I'm running low on cork bark after having built 5 arboreal adult T enclosures, so last week I decided to risk buying more bark online.

The best deal I found was $65 for ten pounds of cork bark, shipping included. It's a lot more bark than I expected, and much higher quality.



For reference, the big piece in the back is about two square feet. Each of the 4 tubes is over a foot long, and the Y-tube is even larger. There is enough here for at least ten enclosures, which is great. A single cork bark tube usually costs about $6 at a herp show (and they are usually only half as long), and the flats go for $10 or more.

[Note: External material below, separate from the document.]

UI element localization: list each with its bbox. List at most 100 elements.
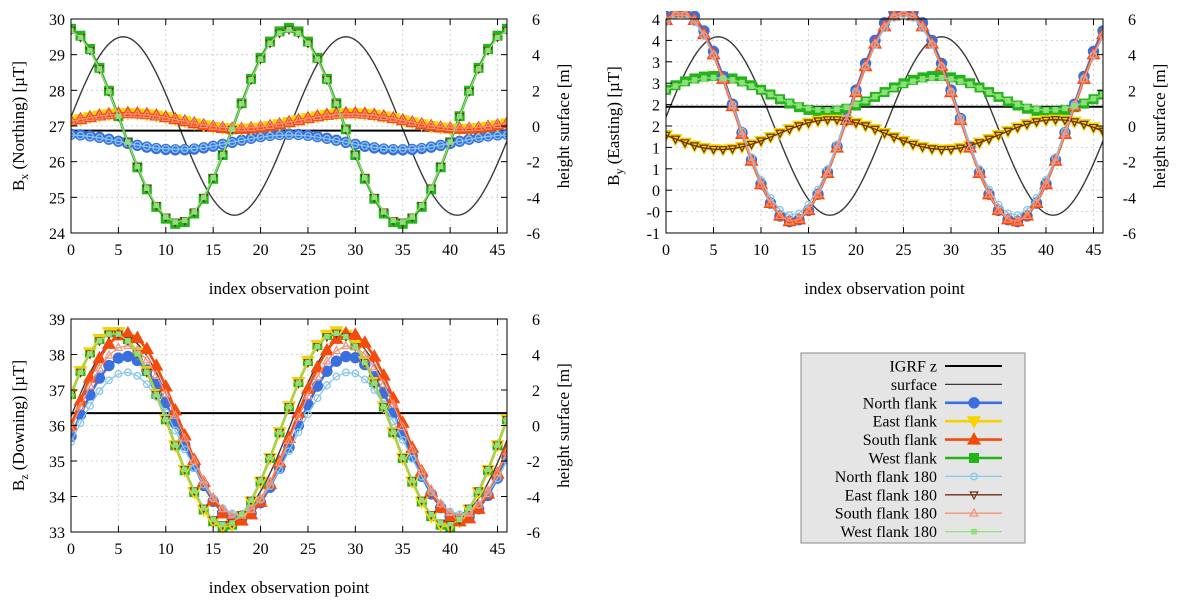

Reactions: Like 8 | Informative 5 | Funny 1 | Love 1


----------



## IamKrush (Jul 14, 2017)

user 666 said:


> I'm running low on cork bark after having built 5 arboreal adult T enclosures, so last week I decided to risk buying more bark online.
> 
> The best deal I found was $65 for ten pounds of cork bark, shipping included. It's a lot more bark than I expected, and much higher quality.
> 
> ...


N E has some some good prices on that sort or stuff


----------



## user 666 (Jul 14, 2017)

IamKrush said:


> N E has some some good prices on that sort or stuff


if you click the link you will see that is where I got this order.

Reactions: Like 1


----------



## mconnachan (Jul 14, 2017)

user 666 said:


> I'm running low on cork bark after having built 5 arboreal adult T enclosures, so last week I decided to risk buying more bark online.
> 
> The best deal I found was $65 for ten pounds of cork bark, shipping included. It's a lot more bark than I expected, and much higher quality.
> 
> ...


Yeah cork bark is extremely light, I'm surprised it wasn't more to be honest....ROFL....great buy though, you'll have some awesome looking enclosures.


----------



## Caseyface (Jul 14, 2017)

Have fun with all that!


----------



## Jason Brantley (Jul 17, 2017)

Great excuse to buy more T's!

Reactions: Like 1


----------



## archaeosite (Jul 17, 2017)

That's where I bought a load of cork bark several years ago! I still haven't used the big slabs, as my babies are growing as slowly as can be expected.  I'm actually really stoked to see that shop stocking more types of wood now, because I have been looking for a good source of unusual woods for terrarium and gardening projects. Thanks!


----------